New generation cellular telephones -- which offer wider channel width and much faster data rates that allow video and the internet to be shown on a handheld telephone screen -- are being driven by the large commercial market for games, pornography and gambling, say top electronic warfare researchers.

That popularity is reducing prices so that these same capabilities are being adopted and reshaped to fill the arsenals of the worlds' military cyber warriors. Military organizations around the globe, including the U.S., are using commercially developed attack and network exploitation technologies to build an arsenal of rapidly upgradable, flexible and hard to avoid cyber weapons.

In fact, the ability to move lots of data quickly and securely is expected to eliminate many of the aircrew from the U.S. Air Force's premier Rivet Joint signals intelligence aircraft and the Army and Navy's next attempts at the Aerial Common Sensor, a next-generation intelligence gathering aircraft.

As network technology improvements accelerate, however, the typical hacker has changed from the precocious teenager to members of organized crime groups, says Rance Walleston, BAE Systems' director of information warfare and information operations initiative tells Aviation Week & Space Technology.

"Anybody who has gone after illegal money in the past is just finding a new way to do it," he says. "It's becoming global. We can identify from their methods of attacking networks whether it's Russian or Brazilian crime gangs."

"In China, it's like the Wild West of networks," says a military cyber warrior. "They really beat each other up. Cyber warfare is a way of doing business.

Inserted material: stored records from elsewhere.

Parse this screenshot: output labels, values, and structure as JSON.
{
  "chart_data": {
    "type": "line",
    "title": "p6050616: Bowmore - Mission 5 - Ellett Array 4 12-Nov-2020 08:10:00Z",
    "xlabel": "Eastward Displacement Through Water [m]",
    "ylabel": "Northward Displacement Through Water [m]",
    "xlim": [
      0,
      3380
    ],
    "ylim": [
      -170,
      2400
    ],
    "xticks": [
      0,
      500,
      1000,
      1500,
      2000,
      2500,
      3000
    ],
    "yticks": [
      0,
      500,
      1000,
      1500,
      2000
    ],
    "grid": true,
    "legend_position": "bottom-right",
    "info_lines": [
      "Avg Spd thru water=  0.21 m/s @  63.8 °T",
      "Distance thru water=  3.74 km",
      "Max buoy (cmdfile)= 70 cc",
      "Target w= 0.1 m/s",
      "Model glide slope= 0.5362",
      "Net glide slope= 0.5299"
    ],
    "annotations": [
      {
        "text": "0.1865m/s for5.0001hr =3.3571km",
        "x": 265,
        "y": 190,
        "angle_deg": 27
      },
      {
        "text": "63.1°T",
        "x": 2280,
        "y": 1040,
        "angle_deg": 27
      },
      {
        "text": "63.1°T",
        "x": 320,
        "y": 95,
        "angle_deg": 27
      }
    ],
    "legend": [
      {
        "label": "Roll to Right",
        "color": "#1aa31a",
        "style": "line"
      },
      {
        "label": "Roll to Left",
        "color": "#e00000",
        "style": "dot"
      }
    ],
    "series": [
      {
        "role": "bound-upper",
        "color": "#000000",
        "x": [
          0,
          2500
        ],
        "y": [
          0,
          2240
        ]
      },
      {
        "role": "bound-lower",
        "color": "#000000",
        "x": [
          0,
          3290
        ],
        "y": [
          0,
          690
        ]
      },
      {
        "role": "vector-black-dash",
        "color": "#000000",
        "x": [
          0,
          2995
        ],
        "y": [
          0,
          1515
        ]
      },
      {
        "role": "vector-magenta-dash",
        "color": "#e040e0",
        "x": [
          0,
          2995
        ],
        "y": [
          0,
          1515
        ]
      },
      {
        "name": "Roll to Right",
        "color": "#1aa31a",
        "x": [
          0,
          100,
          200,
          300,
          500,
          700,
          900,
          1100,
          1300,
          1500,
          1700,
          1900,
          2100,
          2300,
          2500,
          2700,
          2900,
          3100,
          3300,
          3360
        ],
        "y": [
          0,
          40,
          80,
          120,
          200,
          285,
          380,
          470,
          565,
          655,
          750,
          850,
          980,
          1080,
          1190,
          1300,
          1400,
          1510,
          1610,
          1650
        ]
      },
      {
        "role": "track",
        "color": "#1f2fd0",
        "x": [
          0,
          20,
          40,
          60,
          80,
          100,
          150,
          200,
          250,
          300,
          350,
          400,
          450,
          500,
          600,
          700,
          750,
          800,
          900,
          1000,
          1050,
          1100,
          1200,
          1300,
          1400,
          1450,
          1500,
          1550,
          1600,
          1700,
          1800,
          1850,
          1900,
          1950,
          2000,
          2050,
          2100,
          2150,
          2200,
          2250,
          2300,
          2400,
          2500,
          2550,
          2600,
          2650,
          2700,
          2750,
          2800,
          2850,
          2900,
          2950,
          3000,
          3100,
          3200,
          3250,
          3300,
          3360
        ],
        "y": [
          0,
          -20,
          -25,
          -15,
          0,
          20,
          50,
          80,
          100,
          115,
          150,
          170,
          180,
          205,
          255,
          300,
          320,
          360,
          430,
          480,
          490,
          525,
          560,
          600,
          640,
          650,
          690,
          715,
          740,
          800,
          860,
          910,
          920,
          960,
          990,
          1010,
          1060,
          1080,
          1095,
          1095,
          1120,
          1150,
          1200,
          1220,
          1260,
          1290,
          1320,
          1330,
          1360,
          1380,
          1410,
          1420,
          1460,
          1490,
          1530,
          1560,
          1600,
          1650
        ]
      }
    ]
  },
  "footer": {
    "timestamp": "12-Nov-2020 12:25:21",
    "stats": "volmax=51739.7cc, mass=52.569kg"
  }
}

If you are a voice over IP provider, it's considered fair game for your opponent to take down your network. From a customer's perspective, they just see that their service isn't working. They don't realize that other companies are taking them down so the effect can be used for industrial extortion."

It used to be that hackers wanted their name associated with the great vulnerabilities they found. But now that big money is involved, they don't publish what they're doing say cyber specialists.